A reasonable, quick-and-dirty sketch of a more legitimate hierarchy of moral outrage might start with:
- The leaders and ideologies of really nasty nation states: Stalin, Mao, Hitler, and Communism and Nazism.
- Those ideologists and apologists for the nastiest nation states (with respect to communism, a significant percentage of 20th century academia.)
- The leaders and ideologies of only normally nasty and incompetent nation-states: for instance, France and India with their normal militarism and socialism.
- Those ideologists and apologists of these only normally nasty nation states (with respect to soft Franco-socialism and Nehruvian socialism, this includes probably 99 percent of 20th century academia and most founders and leaders of NGOs).
- The leaders and ideologies of the relatively more benign nation-states: Scandinavia and the Anglo-American nation-states, which are relatively more market economies so at least they alleviate poverty and human misery while also committing routine nation-state crimes (putting Scandinavian market-based welfare states and Anglo-American market-based corporatist nation-states together is complicated, but for now let’s lump them together).
- Those ideologists and apologists of the relatively more benign nation-states (on the intellectual side, pretty much everyone except the anarcho-capitalists).
- Bad corporations, the very worst of which have probably done less harm than all but the very most benign of nation-states.
- Ideologists and apologists for bad corporations (which include many right-wing and libertarian ideologues who deny the bad corporation stories)
I could go on into more nuanced forms of crime, but my main point is that despite the legitimate need to criticize bad corporate behavior, as done so vigorously by many in academia, it should usually take place after more vigorous critiques of communism, socialism, and those who stupidly supported communism and socialism, and even then after critiques of the coercive nation-state per se.
It should be clear to readers of our blog that we are not against governance per se; we are against monopolistic or oligarchic nation-states and globally-enforced systems of nation-state oligarchies. We believe that it should not be an impossible stretch of the imagination to envision a world in which there is more choice with respect to the vendors of government services. As there is more choice, and more competition, with respect to the purchase of government services, we expect the monopolistic nation-state model to be less harmful to the human condition. We long to live in a world in which Union Carbide, or Blackwater, or Enron produced the biggest crimes on earth – if only the scale of “violent” aggression were no greater than the Bhopal tragedy!

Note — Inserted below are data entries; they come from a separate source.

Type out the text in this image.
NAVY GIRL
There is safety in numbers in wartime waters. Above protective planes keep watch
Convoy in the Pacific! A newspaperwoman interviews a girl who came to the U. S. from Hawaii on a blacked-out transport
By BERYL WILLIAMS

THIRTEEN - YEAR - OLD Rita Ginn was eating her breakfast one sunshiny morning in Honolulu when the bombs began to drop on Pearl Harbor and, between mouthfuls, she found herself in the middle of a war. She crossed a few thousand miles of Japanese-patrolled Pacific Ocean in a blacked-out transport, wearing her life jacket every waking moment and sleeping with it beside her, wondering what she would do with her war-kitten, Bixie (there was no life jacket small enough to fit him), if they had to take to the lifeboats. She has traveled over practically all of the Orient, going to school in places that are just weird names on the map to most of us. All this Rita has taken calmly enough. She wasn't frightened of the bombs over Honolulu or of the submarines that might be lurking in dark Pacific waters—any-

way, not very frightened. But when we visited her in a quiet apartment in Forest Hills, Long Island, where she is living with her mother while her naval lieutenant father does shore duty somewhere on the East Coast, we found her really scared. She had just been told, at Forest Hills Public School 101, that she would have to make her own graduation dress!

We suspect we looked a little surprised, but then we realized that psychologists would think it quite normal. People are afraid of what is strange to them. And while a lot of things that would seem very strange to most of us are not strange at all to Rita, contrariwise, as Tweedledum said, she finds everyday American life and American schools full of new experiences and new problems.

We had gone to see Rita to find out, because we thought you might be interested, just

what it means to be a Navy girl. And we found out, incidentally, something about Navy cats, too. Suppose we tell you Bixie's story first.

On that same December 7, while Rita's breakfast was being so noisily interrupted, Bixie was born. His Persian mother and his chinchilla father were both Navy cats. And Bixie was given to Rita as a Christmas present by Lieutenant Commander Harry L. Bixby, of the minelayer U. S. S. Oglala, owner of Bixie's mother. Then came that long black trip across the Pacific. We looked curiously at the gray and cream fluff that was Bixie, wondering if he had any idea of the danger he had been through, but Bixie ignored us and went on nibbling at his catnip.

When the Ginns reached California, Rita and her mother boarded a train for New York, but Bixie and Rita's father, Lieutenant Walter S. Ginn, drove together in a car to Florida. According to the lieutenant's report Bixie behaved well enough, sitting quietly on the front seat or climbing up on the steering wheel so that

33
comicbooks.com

The foregoing hierarchy of moral outrage presupposes that others are capable of the imaginative act described above. But as long as the existing system of nation-state oligarchy remains a de facto assumption, the routine crimes of monopolistic government will receive a free pass, with specific politicians and political parties receiving the blame rather than the global system of coercive nation-state oligarchy itself. Since Marx, academia has seen “capitalism” as a pernicious system. They need to learn to see the globally-enforced system of nation-states to be an even more pernicious system, one that is entirely unnecessary. In order to help others see this option, we have an obligation to create a theory of responsible, non-violent secession combined with norms of inter-community behavior suitable to a world of voluntary communities rather than coercive nation-states. A world of increasingly wealthy jurisdictions, competing efficiently to “Make Everybody Rich” will be a world with steadily decreasing levels of human suffering and violence.